Developmental Considerations of Childhood Suicide Risk
As was noted in the case of Bryan, one of the most salient aspects of understanding suicide risk in children is determining whether children have an understanding of the permanence of suicide and death. This question was originally raised toward the end of World War II by researchers who interviewed children about what they thought happens when a person dies. Two researchers (Anthony, 1940; Nagy, 1948) developed a series of stages through which children progress in their acquisition of a mature understanding of death. Children with immature belief systems did not believe that death was permanent, inevitable, or universal. These early researchers attempted to delineate stages that were fixed to chronological age, with very little success.

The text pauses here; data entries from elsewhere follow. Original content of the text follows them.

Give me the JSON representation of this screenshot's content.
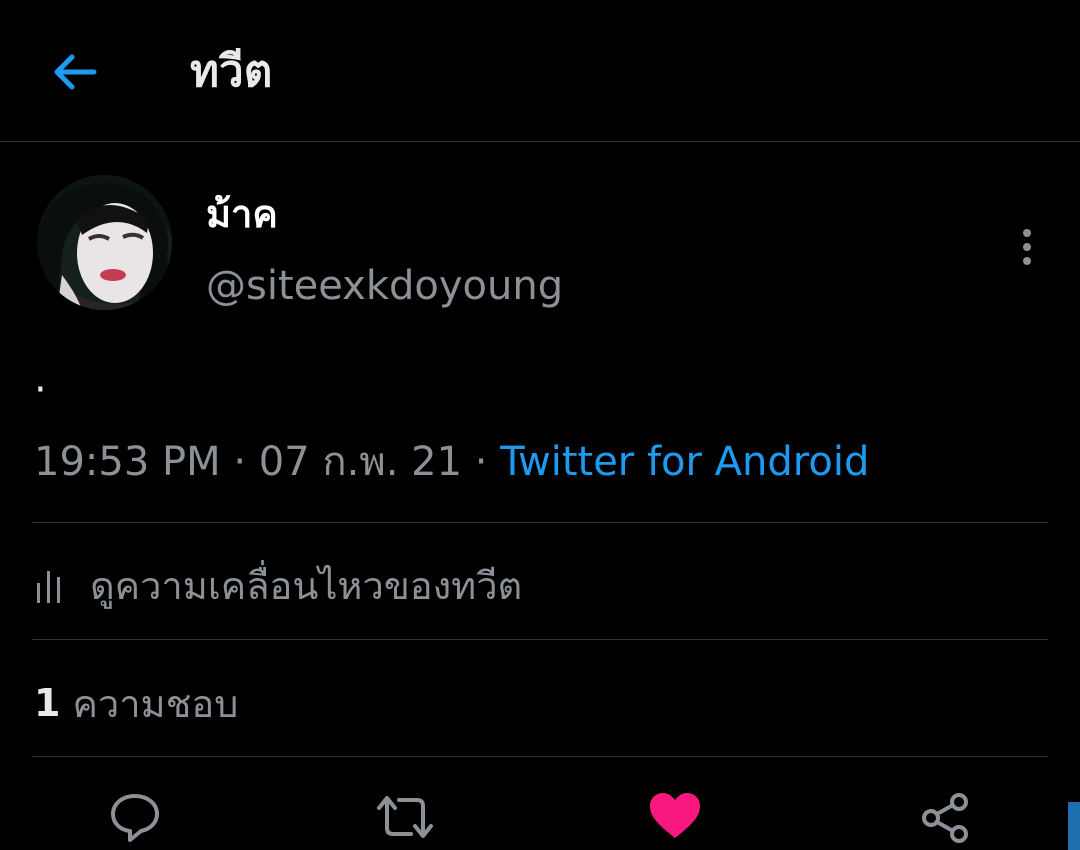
{
  "colors": {
    "background": "#000000",
    "accent": "#1d9bf0",
    "secondary_text": "#8b9196",
    "divider": "#2f3336",
    "like": "#f91880"
  },
  "header": {
    "back_icon": "arrow-left-icon",
    "title": "ทวีต"
  },
  "author": {
    "display_name": "ม้าค",
    "handle": "@siteexkdoyoung",
    "avatar": "profile-photo"
  },
  "tweet": {
    "text": "·",
    "time": "19:53 PM",
    "separator": "·",
    "date": "07 ก.พ. 21",
    "source": "Twitter for Android"
  },
  "activity": {
    "icon": "bar-chart-icon",
    "label": "ดูความเคลื่อนไหวของทวีต"
  },
  "stats": {
    "likes_count": "1",
    "likes_label": "ความชอบ"
  },
  "actions": [
    {
      "name": "reply",
      "icon": "speech-bubble-icon"
    },
    {
      "name": "retweet",
      "icon": "retweet-arrows-icon"
    },
    {
      "name": "like",
      "icon": "heart-icon",
      "active": true
    },
    {
      "name": "share",
      "icon": "share-icon"
    }
  ]
}
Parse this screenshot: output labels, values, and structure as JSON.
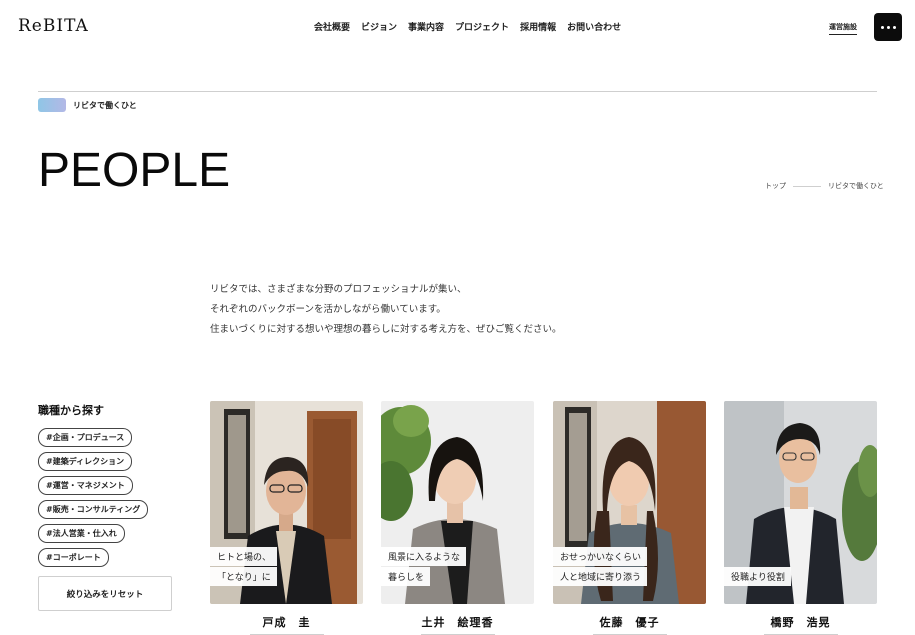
{
  "header": {
    "logo": "ReBITA",
    "nav": [
      "会社概要",
      "ビジョン",
      "事業内容",
      "プロジェクト",
      "採用情報",
      "お問い合わせ"
    ],
    "facility_link": "運営施設",
    "menu_icon": "more-dots-icon"
  },
  "section_label": "リビタで働くひと",
  "page_title": "PEOPLE",
  "breadcrumb": {
    "home": "トップ",
    "current": "リビタで働くひと"
  },
  "intro": {
    "lines": [
      "リビタでは、さまざまな分野のプロフェッショナルが集い、",
      "それぞれのバックボーンを活かしながら働いています。",
      "住まいづくりに対する想いや理想の暮らしに対する考え方を、ぜひご覧ください。"
    ]
  },
  "filter": {
    "title": "職種から探す",
    "tags": [
      "#企画・プロデュース",
      "#建築ディレクション",
      "#運営・マネジメント",
      "#販売・コンサルティング",
      "#法人営業・仕入れ",
      "#コーポレート"
    ],
    "reset_label": "絞り込みをリセット"
  },
  "people": [
    {
      "caption": [
        "ヒトと場の、",
        "「となり」に"
      ],
      "name": "戸成　圭"
    },
    {
      "caption": [
        "風景に入るような",
        "暮らしを"
      ],
      "name": "土井　絵理香"
    },
    {
      "caption": [
        "おせっかいなくらい",
        "人と地域に寄り添う"
      ],
      "name": "佐藤　優子"
    },
    {
      "caption": [
        "役職より役割"
      ],
      "name": "橋野　浩晃"
    }
  ],
  "colors": {
    "accent_gradient_start": "#8fc6e6",
    "accent_gradient_end": "#b3b8e6",
    "menu_button_bg": "#0c0c0c"
  }
}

Research during the 1970s found that beliefs about death were not necessarily related to chronological age. Both Koocher (1973) and Melear (1973) found that cognitive development, rather than chronological age, determined conceptualizations of death. Other research found that exposure to death increased the likelihood of mature understandings of the concept. Raimbault (1975) found that terminally ill children had advanced understandings of death, even at very young ages.
More recently, Normand and Mishara (1992) attempted to understand what children know about death and when they know it. They found that 87% of elementary school age children understood the concept of the universality of death, and 90% understood the finality. In their study, all children had a mature concept of death by the age of 10 years. When asked about suicide, only 10% of first graders knew what the word suicide meant, but when fifth graders were interviewed, 95% had an understanding of the word.
In 1999, Mishara extended the original study. He found that students in first grade had relatively immature concepts of death, although the majority understood the permanence of death. Students in fifth grade had a very mature understanding of death. There was strong evidence that as children matured, they grew in their understanding of death. They concluded that most of the children in this and the 1992 (Normand & Mjshara) studies understood the permanence and finality of death, even at very young ages. Additionally, Mishara (1999) found that 100% of children in second grade and higher understood the concept of suicide or "killing oneself," including the permanence of the act. Therefore, it might be inappropriate to argue that self-injurious behaviors in children should not be called suicides or suicide attempts because of their immature belief systems. It appears that most children over the ages of 7 or 8 years—at least those in the studies reviewed here—do understand that self-injurious behaviors can lead to permanent death. However, it should be noted that in a 1994 study, suicidal hospitalized children ages 8-10 were less likely to understand the finality of death than were their nonsuicidal same-aged peers (Carlson, Asarnow, & Orbach, 1994). Thus, it appears that immature conceptualizations of death may be a risk factor for childhood suicide.